Just this year, however, there has been a new development. A large-scale (777-patient) prospective, randomized trial in chronic lymphocytic leukemia was published, supported by the British Leukemia Research Fund.3 I would ask fair reviewers to compare and contrast the quality and results of this trial with what is the self-proclaimed “best” trial ever performed to “validate” estrogen receptor testing4 (estrogen receptor negativity being the most powerful contributor to platinum sensitivity in patients with triple-negative disease in our 2009 study).5
Comparing the chemosensitivity test study with the estrogen receptor study, the former had a greater number of patients and stronger predictive correlations, and used real-world test conditions (real-time processing and prospective reporting, as opposed to post hoc batch-processing and retrospective reporting). Additionally, for the first time ever in all studies of predictive markers used for treatment selection in cancer, the chemosensitivity study showed an improved clinical outcome for patients randomly assigned to test-guided treatment selection vs non–test-guided treatment selection. (Patients in the empiric therapy arm had a 2.5-fold greater probability of being dead at 1 year, compared to the patients in the test-directed arm.)

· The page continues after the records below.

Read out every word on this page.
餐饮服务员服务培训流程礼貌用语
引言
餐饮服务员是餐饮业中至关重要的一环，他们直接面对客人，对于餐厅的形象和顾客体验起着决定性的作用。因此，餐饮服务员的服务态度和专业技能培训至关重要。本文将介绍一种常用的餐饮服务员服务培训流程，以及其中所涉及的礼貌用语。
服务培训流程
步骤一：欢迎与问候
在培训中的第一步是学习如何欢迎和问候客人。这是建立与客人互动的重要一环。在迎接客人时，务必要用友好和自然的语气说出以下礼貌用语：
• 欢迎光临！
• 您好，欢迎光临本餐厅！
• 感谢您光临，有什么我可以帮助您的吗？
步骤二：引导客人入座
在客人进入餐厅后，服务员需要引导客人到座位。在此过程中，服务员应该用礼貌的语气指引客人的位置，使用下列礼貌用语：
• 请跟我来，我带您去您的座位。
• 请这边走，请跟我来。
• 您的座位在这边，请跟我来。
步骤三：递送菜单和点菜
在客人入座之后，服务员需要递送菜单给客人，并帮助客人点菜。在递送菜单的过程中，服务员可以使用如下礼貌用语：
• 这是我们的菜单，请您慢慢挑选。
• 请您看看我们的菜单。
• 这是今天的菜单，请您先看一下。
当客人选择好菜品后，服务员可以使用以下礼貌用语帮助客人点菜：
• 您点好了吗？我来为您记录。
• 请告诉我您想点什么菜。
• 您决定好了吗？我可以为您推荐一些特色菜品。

I view the lack of support and overt hostility to chemosensitivity testing as being the single greatest lost opportunity in clinical cancer research over the past 25 years.

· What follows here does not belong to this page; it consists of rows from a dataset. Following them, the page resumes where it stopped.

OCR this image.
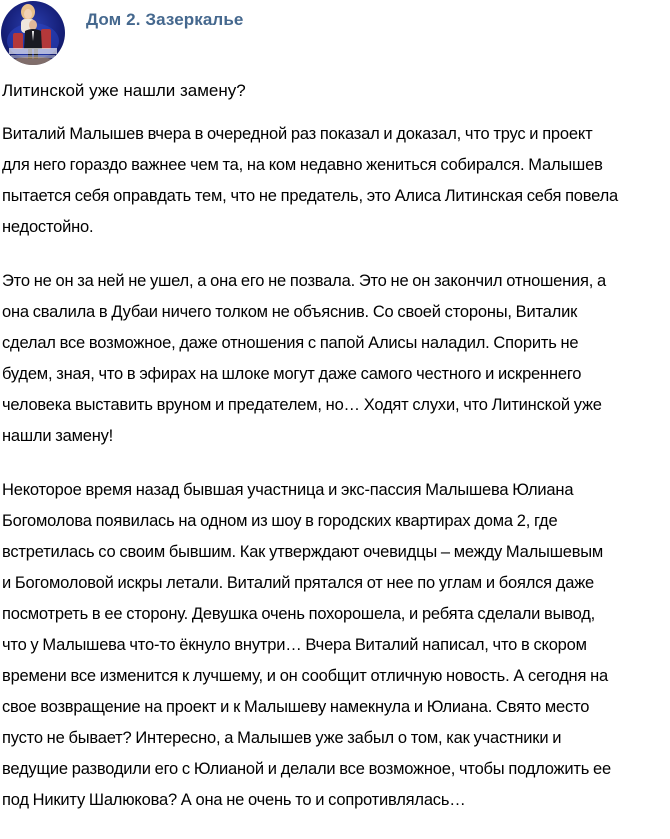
Дом 2. Зазеркалье
Литинской уже нашли замену?
Виталий Малышев вчера в очередной раз показал и доказал, что трус и проект
для него гораздо важнее чем та, на ком недавно жениться собирался. Малышев
пытается себя оправдать тем, что не предатель, это Алиса Литинская себя повела
недостойно.
Это не он за ней не ушел, а она его не позвала. Это не он закончил отношения, а
она свалила в Дубаи ничего толком не объяснив. Со своей стороны, Виталик
сделал все возможное, даже отношения с папой Алисы наладил. Спорить не
будем, зная, что в эфирах на шлоке могут даже самого честного и искреннего
человека выставить вруном и предателем, но… Ходят слухи, что Литинской уже
нашли замену!
Некоторое время назад бывшая участница и экс-пассия Малышева Юлиана
Богомолова появилась на одном из шоу в городских квартирах дома 2, где
встретилась со своим бывшим. Как утверждают очевидцы – между Малышевым
и Богомоловой искры летали. Виталий прятался от нее по углам и боялся даже
посмотреть в ее сторону. Девушка очень похорошела, и ребята сделали вывод,
что у Малышева что-то ёкнуло внутри… Вчера Виталий написал, что в скором
времени все изменится к лучшему, и он сообщит отличную новость. А сегодня на
свое возвращение на проект и к Малышеву намекнула и Юлиана. Свято место
пусто не бывает? Интересно, а Малышев уже забыл о том, как участники и
ведущие разводили его с Юлианой и делали все возможное, чтобы подложить ее
под Никиту Шалюкова? А она не очень то и сопротивлялась…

As a postscript, there was a nonfunctioning link to our 2009 ASCO Breast Symposium presentation relating to platinum therapy in triple-negative breast cancer in my original comment, as published. Here is the correct link, presenting our abstract and most important data: http://meetinglibrary.asco.org/content/40486-70 ■
—Larry Weisenthal, MD
Huntington Beach, California
1. Schrag D, Garewal HS, Burstein HJ, et al: American Society of Clinical Oncology Technology Assessment: Chemotherapy sensitivity and resistance assays. J Clin Oncol 22:3631-3638, 2004.

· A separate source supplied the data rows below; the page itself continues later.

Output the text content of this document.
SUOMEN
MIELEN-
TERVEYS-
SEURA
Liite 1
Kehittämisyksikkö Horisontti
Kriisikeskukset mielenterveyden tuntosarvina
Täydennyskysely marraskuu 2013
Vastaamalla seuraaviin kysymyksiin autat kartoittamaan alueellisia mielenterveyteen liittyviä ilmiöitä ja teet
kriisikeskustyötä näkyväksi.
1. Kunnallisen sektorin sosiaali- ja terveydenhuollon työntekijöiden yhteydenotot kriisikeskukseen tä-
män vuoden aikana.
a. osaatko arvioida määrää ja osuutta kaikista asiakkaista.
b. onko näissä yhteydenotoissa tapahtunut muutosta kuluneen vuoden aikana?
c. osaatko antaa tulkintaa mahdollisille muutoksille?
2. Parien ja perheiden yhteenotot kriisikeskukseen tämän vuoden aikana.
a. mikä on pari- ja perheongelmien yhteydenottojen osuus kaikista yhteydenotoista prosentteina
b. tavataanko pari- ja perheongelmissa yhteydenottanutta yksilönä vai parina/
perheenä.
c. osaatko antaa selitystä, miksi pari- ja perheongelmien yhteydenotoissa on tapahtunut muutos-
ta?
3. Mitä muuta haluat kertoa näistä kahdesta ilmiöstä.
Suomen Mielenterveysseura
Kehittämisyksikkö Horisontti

2. Burstein HJ, Mangu PB, Somerfield MR, et al: American Society of Clinical Oncology clinical practice guideline update on the use of chemotherapy sensitivity and resistance assays. J Clin Oncol 29:3328-3330, 2011.
3. Matutes E, Bosanquet AG, Wade R, et al: The use of individualized tumor response testing in treatment selection: Second randomization results from the LRF CLL4 trial and the predictive value of the test at trial entry. Leukemia 27:507-510, 2013.
4. Elledge RM, Green S, Pugh R, et al: Estrogen receptor (ER) and progesterone receptor (PgR), by ligand-binding assay compared with ER, PgR and pS2, by immuno-histochemistry in predicting response to tamoxifen in metastatic breast cancer: A Southwest Oncology Group Study. Int J Cancer 89:111-117, 2000.
5. Weisenthal L: Activity of cisplatin in triple-negative breast cancer in comparison to other cancer types in fresh tumor cell culture assay using a cell death endpoint. 2009 Breast Cancer Symposium. Abstract 61. Presented October 8-10, 2009.
Disclaimer: This letter represents the views of the author and may not necessarily reflect the views of ASCO.